Después de dos semanas de restricciones que afectaron a miles de afiliados del PAMI, las clínicas y sanatorios de Río Negro, Neuquén, La Pampa y Chubut resolvieron levantar de manera temporal las suspensiones de cirugías y prácticas ambulatorias. La decisión se extenderá hasta el martes 12 de mayo, fecha en la que las autoridades nacionales de la obra social se comprometieron a brindar una respuesta sobre la recomposición de aranceles.
El conflicto se originó en un desfasaje crítico del 70% entre los valores que abona PAMI y la inflación acumulada hasta marzo, lo que llevó a los prestadores a limitar la atención a procedimientos no urgentes. En una reunión con el director general del Instituto, Esteban Leguizamo, se informó sobre incrementos del 1,9% para mayo y otro 1,9% para junio, sumando un aumento total del 3,8% en el semestre, muy por debajo de la inflación proyectada del 19%.
La propuesta unilateral profundiza la brecha entre aranceles e inflación, estimada en un 77% a junio, generando preocupación en el sector.
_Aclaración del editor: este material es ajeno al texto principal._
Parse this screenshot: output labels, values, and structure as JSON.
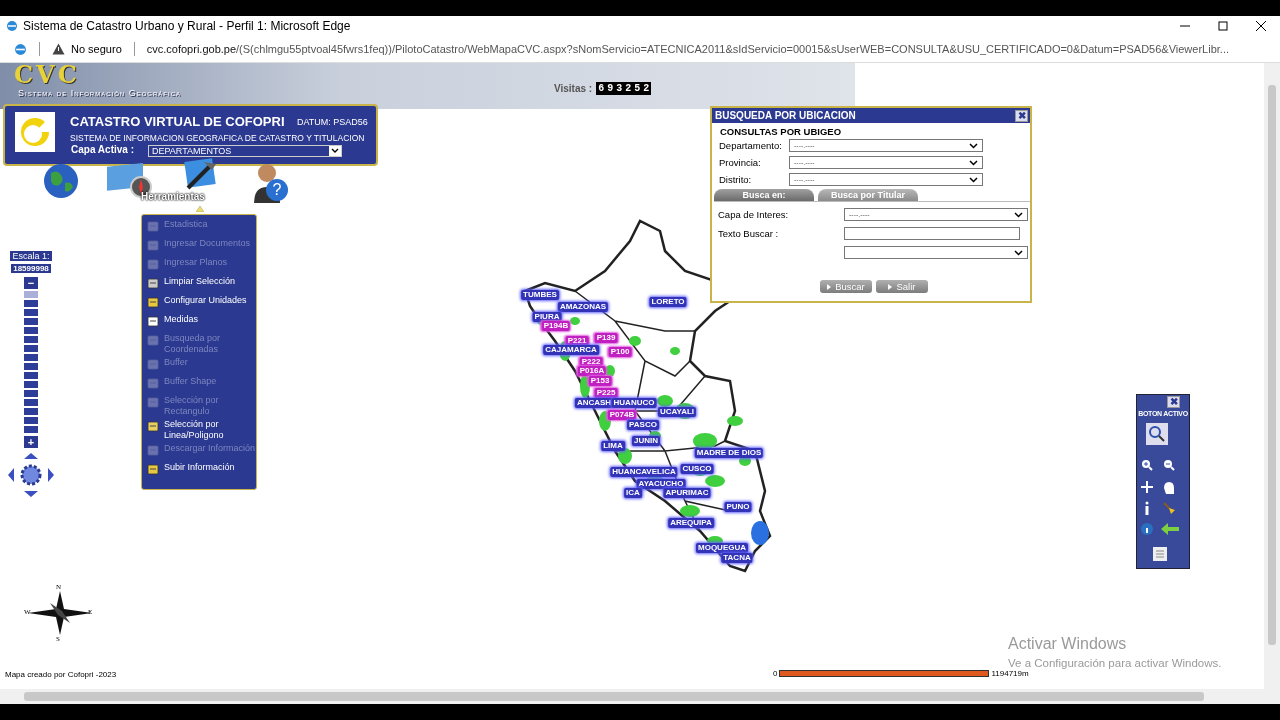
{
  "browser": {
    "title": "Sistema de Catastro Urbano y Rural - Perfil 1: Microsoft Edge",
    "security": "No seguro",
    "url_host": "cvc.cofopri.gob.pe",
    "url_rest": "/(S(chlmgu55ptvoal45fwrs1feq))/PilotoCatastro/WebMapaCVC.aspx?sNomServicio=ATECNICA2011&sIdServicio=00015&sUserWEB=CONSULTA&USU_CERTIFICADO=0&Datum=PSAD56&ViewerLibr..."
  },
  "banner": {
    "logo": "CVC",
    "subtitle": "Sistema de Información Geográfica",
    "visits_label": "Visitas :",
    "visits_digits": [
      "6",
      "9",
      "3",
      "2",
      "5",
      "2"
    ]
  },
  "header": {
    "title": "CATASTRO VIRTUAL DE COFOPRI",
    "datum": "DATUM: PSAD56",
    "subtitle": "SISTEMA DE INFORMACION GEOGRAFICA DE CATASTRO Y TITULACION",
    "layer_label": "Capa Activa :",
    "layer_value": "DEPARTAMENTOS"
  },
  "toolbar_label": "Herramientas",
  "tools_menu": [
    {
      "label": "Estadistica",
      "disabled": true
    },
    {
      "label": "Ingresar Documentos",
      "disabled": true
    },
    {
      "label": "Ingresar Planos",
      "disabled": true
    },
    {
      "label": "Limpiar Selección",
      "disabled": false
    },
    {
      "label": "Configurar Unidades",
      "disabled": false
    },
    {
      "label": "Medidas",
      "disabled": false
    },
    {
      "label": "Busqueda por\nCoordenadas",
      "disabled": true
    },
    {
      "label": "Buffer",
      "disabled": true
    },
    {
      "label": "Buffer Shape",
      "disabled": true
    },
    {
      "label": "Selección por\nRectangulo",
      "disabled": true
    },
    {
      "label": "Selección por\nLinea/Poligono",
      "disabled": false
    },
    {
      "label": "Descargar Información",
      "disabled": true
    },
    {
      "label": "Subir Información",
      "disabled": false
    }
  ],
  "scale": {
    "label": "Escala 1:",
    "value": "18599998",
    "zoom_out": "−",
    "zoom_in": "+",
    "level": 0
  },
  "dialog": {
    "title": "BUSQUEDA POR UBICACION",
    "section": "CONSULTAS POR UBIGEO",
    "ubigeo": [
      {
        "label": "Departamento:",
        "value": "----.----"
      },
      {
        "label": "Provincia:",
        "value": "----.----"
      },
      {
        "label": "Distrito:",
        "value": "----.----"
      }
    ],
    "tabs": [
      {
        "label": "Busca en:",
        "selected": true
      },
      {
        "label": "Busca por Titular",
        "selected": false
      }
    ],
    "layer_label": "Capa de Interes:",
    "layer_value": "----.----",
    "search_label": "Texto Buscar :",
    "buttons": [
      "Buscar",
      "Salir"
    ],
    "close": "✖"
  },
  "map_labels": [
    {
      "text": "TUMBES",
      "kind": "department"
    },
    {
      "text": "AMAZONAS",
      "kind": "department"
    },
    {
      "text": "PIURA",
      "kind": "department"
    },
    {
      "text": "P194B",
      "kind": "project"
    },
    {
      "text": "P221",
      "kind": "project"
    },
    {
      "text": "P139",
      "kind": "project"
    },
    {
      "text": "CAJAMARCA",
      "kind": "department"
    },
    {
      "text": "P100",
      "kind": "project"
    },
    {
      "text": "P222",
      "kind": "project"
    },
    {
      "text": "P016A",
      "kind": "project"
    },
    {
      "text": "P153",
      "kind": "project"
    },
    {
      "text": "P225",
      "kind": "project"
    },
    {
      "text": "ANCASH",
      "kind": "department"
    },
    {
      "text": "HUANUCO",
      "kind": "department"
    },
    {
      "text": "LORETO",
      "kind": "department"
    },
    {
      "text": "UCAYALI",
      "kind": "department"
    },
    {
      "text": "P074B",
      "kind": "project"
    },
    {
      "text": "PASCO",
      "kind": "department"
    },
    {
      "text": "JUNIN",
      "kind": "department"
    },
    {
      "text": "LIMA",
      "kind": "department"
    },
    {
      "text": "MADRE DE DIOS",
      "kind": "department"
    },
    {
      "text": "HUANCAVELICA",
      "kind": "department"
    },
    {
      "text": "CUSCO",
      "kind": "department"
    },
    {
      "text": "AYACUCHO",
      "kind": "department"
    },
    {
      "text": "ICA",
      "kind": "department"
    },
    {
      "text": "APURIMAC",
      "kind": "department"
    },
    {
      "text": "PUNO",
      "kind": "department"
    },
    {
      "text": "AREQUIPA",
      "kind": "department"
    },
    {
      "text": "MOQUEGUA",
      "kind": "department"
    },
    {
      "text": "TACNA",
      "kind": "department"
    }
  ],
  "help_glyph": "?",
  "nav_panel": {
    "title": "BOTON ACTIVO",
    "close": "✖"
  },
  "compass": [
    "N",
    "W",
    "E",
    "S"
  ],
  "footer": {
    "credit": "Mapa creado por Cofopri -2023",
    "scale_start": "0",
    "scale_end": "1194719m"
  },
  "activation": {
    "title": "Activar Windows",
    "message": "Ve a Configuración para activar Windows."
  }
}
Sin embargo, los prestadores resolvieron dar una tregua como gesto de buena voluntad, permitiendo el acceso a la salud mientras esperan una respuesta concreta.
“El levantamiento temporal busca distender la situación y garantizar la continuidad de los servicios, pero necesitamos soluciones de fondo para sostener la calidad de atención”, remarcaron los prestadores.
El anuncio se produce en un contexto de tensión creciente, donde clínicas y sanatorios advierten que la falta de actualización de aranceles compromete la sustentabilidad del sistema privado y la atención de los afiliados. La expectativa está puesta en el próximo 12 de mayo, cuando el PAMI deberá definir si avanza con una recomposición que permita equilibrar la ecuación económica y evitar nuevas medidas de fuerza.